Durante el primer año de matrimonio, sin embargo, Evans sólo haría el amor con ella en dos o tres ocasiones, según me dijo. Él pensaba que estaba comenzando a disfrutar del hecho de estar en la cama con una mujer, pero Jackie pensaba muy distinto. «Ah, esto no es lo que tú quieres», le dijo una noche, y lo convenció de que su arreglo matrimonial funcionaría mejor si los dos restringían su intimidad sexual exclusivamente a las relaciones con otros hombres. Y así, durante los siguientes ocho años de matrimonio, Winter Evans tuvo sus propios novios y Jackie Ho los suyos, pues salía con quien quería cuando Mel no estaba por ahí. Hasta que conoció a Jackie, Evans nunca se imaginó que una mujer pudiera ser tan independiente y decidida a hacer lo que quería. El dinero que Mel le daba no había logrado comprar ni la fidelidad ni la gratitud de Jackie, según me dijo Evans; y un día, en el apartamento, después de que Mel le entregara diez mil dólares para cubrir los gastos de su próxima visita a Hong Kong, Jackie se puso furiosa después de sacar el dinero de un sobre y contarlo.

«Esto es una miseria», afirmó, y enseguida procedió a rasgar docenas de billetes de cien dólares y a lanzárselos a Mel, que estaba sentado frente a ella en un sofá. Mel no dijo nada al principio, pero Evans, que estaba cerca, notó que de pronto Mel comenzaba a sonrojarse y luego las esquinas de su boca empezaron a torcerse hacia arriba para formar una extraña y rígida sonrisa. «Creo que realmente lo estaba disfrutando», me dijo Evans. «Él con su enorme puro y Jackie arrojándole el dinero a la cara, él nunca había visto nada como eso; fue su primera vez, ver todo ese dinero hecho trizas. Era como el tipo que tiene mucho dinero y va a Las Vegas y pierde diez mil en la ruleta en una hora y piensa que fue una cosa genial…»

«Pero no todos los hombres se excitan con las mismas cosas», admitió Evans, y mencionó a manera de ejemplo la decisión de Eduardo VIII de renunciar al poder y la gloria del trono británico en 1936, con el fin de casarse con una americana de Baltimore, Wallis Simpson, quien ya tenía dos divorcios a cuestas. «Él pasó toda su vida protegido en medio de esa dominante familia victoriana y luego cayó a los pies de esta mujer», comentó Evans, «quien tal vez tenía una pelvis mágica, pero en todo caso ella le abrió los ojos y entonces él se dijo: ¡ésta es la vida real!, y súbitamente dejó de querer ser rey y le dijo a su madre: “Pon a mi hermano en mi lugar, porque yo me voy…” y se marchó para convertirse en el duque de Windsor…». La historia está repleta de mujeres que enloquecen a los hombres ricos y poderosos, siguió diciendo Evans, y mencionó a Pamela Harriman y a Jacqueline Onassis, y a quien él creía que era su equivalente china, Jackie Ho.

«Lo que los atrae de estas mujeres no necesariamente es un asunto sexual, es más bien un asunto de la cabeza», siguió especulando Evans. «Estas mujeres se meten en la cabeza de ciertos hombres y hacen que ellos se mueran por estar con ellas.
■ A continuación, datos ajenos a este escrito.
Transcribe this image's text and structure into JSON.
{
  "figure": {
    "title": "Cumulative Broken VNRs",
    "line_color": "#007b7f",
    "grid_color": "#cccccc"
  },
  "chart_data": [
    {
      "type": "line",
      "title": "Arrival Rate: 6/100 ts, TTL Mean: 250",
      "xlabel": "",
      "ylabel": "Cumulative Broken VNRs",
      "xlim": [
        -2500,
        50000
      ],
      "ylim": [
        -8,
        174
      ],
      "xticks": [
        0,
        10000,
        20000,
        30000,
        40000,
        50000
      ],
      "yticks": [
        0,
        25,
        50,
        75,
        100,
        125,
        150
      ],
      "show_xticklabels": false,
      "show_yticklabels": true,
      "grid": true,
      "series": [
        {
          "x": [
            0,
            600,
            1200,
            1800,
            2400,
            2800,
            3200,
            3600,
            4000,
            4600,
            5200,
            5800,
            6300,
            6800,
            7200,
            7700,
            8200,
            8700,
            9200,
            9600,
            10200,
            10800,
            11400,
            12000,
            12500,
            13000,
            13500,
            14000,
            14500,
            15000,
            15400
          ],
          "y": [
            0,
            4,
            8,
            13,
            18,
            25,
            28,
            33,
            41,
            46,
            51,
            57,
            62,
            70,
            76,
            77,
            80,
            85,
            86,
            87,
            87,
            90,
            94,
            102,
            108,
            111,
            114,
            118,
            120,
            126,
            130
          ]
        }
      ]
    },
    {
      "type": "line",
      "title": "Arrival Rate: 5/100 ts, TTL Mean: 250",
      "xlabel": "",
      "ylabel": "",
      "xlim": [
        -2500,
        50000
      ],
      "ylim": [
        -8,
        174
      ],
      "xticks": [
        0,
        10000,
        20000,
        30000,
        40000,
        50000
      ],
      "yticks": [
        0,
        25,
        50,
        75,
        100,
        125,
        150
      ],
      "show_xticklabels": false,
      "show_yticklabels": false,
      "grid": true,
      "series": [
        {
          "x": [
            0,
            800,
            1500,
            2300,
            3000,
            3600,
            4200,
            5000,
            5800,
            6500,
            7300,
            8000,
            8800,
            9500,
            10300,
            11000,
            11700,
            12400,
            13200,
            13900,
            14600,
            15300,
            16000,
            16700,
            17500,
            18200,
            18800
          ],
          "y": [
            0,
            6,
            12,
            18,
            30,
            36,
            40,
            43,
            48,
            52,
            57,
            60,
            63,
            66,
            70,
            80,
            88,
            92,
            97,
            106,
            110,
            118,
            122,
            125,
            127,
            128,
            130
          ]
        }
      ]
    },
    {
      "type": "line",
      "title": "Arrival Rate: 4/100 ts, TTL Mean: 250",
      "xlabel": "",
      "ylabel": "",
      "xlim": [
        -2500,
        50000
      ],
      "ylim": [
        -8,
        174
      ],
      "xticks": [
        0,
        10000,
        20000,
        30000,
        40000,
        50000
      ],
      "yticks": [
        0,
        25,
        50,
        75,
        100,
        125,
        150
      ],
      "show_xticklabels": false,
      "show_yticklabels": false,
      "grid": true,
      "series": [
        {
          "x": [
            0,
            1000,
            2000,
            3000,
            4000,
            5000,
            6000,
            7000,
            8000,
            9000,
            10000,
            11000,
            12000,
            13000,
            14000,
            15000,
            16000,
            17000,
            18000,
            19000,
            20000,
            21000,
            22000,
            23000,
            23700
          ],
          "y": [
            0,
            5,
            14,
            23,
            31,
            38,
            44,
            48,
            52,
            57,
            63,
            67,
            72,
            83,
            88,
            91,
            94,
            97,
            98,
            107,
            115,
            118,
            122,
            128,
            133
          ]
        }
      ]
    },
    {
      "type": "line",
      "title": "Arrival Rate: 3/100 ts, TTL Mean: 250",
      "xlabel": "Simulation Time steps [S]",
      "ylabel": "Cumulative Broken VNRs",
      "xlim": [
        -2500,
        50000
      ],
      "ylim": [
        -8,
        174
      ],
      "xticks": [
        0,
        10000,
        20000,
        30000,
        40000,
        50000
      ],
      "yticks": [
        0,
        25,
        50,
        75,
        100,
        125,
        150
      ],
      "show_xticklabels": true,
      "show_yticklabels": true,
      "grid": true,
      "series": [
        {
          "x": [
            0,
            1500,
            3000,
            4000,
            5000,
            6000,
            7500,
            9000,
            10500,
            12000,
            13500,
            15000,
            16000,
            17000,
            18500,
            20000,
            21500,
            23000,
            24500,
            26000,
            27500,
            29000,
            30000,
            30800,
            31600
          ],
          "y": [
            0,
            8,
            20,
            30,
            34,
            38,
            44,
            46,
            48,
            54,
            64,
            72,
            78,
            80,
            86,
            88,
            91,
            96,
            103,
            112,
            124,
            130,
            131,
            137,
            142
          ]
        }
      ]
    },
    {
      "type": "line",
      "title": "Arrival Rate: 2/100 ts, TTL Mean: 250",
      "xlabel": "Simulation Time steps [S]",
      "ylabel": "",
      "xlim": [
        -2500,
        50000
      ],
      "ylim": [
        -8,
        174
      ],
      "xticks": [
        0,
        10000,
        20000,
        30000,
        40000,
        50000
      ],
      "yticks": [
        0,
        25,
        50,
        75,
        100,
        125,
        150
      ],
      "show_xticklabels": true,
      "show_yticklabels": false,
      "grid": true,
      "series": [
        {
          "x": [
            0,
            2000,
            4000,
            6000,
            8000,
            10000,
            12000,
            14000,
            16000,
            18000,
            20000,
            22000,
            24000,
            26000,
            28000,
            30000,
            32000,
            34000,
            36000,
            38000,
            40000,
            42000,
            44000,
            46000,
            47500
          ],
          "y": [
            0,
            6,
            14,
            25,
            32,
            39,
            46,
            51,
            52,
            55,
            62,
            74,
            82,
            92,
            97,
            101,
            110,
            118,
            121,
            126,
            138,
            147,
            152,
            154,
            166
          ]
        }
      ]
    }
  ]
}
En el caso de Jackie, es la fuerza de su espíritu, ella les ofrece a los hombres una especie de respaldo; básicamente es una mujer fuerte. No es una mujer dominante. No es como un hombre. Pero hay algo vagamente masculino en ella —independientemente de su hermoso cuerpo, y su ropa, su cabello, todas sus lindas joyas—, ella es quien tiene el control y les da a ciertos hombres lo que ellos quieren, que es el rechazo. Ella nunca llama a un hombre; ellos siempre la están llamando: “¿Puedo verte?”. “No, estoy ocupada.” “¿Qué vas a hacer el sábado?” “Estaré fuera de la ciudad.” “¿Dónde vas a estar el próximo jueves?” “No lo sé todavía.” Y eso sigue y sigue, el juego del gato y el ratón, y a algunos tipos les encanta. Ella no tiene cercanía con muchas mujeres. La única mujer que tuvo un papel importante en la vida de Jackie fue su abuela paterna en China…»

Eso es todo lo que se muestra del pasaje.